When Howard was in government with a majority in both houses, he took the opportunity to relax the standards for political advertising. It used to be a requirement for all organisations doing political advertising to submit the proof for claims made in the advertising to FreeTV Australia.  This was something that largely made it difficult and impractical to make misleading claims. You had to get approval from the authority before the advertisements could be used – no approval, no network would run them.

However, Howard’s amendments no longer required proof of claims in political advertising.

This of course made it possible for political parties and third party campaigns to make claims without having to produce the research and justification for claims. The measures allowed campaigns (the parties or independents and third party) to run the kind of negative advertising that was rolled out in the most recent election cycle. It’s why we’re treated to the rubbish public relations campaigns put forward by the mining industry, tobacco companies and now the pokies industries, with sensational claims.

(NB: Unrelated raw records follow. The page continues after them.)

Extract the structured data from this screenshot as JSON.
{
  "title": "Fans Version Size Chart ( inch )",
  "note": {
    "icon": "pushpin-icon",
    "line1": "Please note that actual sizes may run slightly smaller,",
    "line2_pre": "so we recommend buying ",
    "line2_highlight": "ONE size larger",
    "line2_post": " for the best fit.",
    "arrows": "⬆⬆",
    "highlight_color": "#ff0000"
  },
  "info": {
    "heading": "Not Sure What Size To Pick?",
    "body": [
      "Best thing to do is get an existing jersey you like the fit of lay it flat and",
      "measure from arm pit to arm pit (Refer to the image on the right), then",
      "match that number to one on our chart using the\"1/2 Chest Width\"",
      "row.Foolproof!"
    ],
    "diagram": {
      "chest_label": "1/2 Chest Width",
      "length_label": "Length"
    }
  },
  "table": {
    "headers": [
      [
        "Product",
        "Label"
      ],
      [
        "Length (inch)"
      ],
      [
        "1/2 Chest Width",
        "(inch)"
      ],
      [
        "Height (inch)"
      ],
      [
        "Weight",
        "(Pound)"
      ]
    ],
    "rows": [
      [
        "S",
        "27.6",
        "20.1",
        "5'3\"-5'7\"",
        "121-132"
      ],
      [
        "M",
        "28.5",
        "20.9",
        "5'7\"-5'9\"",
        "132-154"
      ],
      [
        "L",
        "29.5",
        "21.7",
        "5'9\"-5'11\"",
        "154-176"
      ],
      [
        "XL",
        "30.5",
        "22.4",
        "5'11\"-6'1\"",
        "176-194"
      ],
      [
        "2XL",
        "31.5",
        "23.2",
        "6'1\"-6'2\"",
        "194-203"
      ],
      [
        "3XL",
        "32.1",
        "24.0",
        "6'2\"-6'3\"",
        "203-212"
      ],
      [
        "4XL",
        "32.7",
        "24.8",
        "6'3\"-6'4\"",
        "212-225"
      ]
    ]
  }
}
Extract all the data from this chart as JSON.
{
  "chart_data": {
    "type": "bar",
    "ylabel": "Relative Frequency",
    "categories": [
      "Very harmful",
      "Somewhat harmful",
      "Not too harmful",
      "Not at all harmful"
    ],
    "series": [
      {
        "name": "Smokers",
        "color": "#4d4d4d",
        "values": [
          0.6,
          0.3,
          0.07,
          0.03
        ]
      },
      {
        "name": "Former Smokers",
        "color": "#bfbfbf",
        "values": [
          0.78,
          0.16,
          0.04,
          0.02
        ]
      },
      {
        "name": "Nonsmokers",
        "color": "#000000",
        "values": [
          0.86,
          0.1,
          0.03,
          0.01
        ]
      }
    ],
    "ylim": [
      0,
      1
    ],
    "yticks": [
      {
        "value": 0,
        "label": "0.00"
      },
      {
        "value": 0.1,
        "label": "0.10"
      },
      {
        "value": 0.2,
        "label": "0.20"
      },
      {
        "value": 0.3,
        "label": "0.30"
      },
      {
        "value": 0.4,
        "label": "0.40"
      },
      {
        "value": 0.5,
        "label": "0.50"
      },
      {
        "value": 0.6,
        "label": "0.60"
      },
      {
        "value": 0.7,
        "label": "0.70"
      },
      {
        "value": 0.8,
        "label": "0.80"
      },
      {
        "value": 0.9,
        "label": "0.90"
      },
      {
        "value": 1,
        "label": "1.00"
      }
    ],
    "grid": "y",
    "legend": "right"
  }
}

Advertising by the anti-carbon price, anti-pokies reforms probably wouldn’t stand up under scrutiny if these lobby groups were required to assert the claims they made.

Yet while re-introducing requirements to provide proof of claims would help diminish the amount of spin masquerading as debate, it won’t really tackle what I think is the more systemic problem of political parties’ practices – making promises they know they can’t fulfil.

Perhaps it’s time to find ways of applying the Trade Practices Act to the trade practices of political parties. If there are any barristers, legal eagles etc out there or other learned types, I’d be interested in your views. I’m sure there’d be a few others interested in such views too.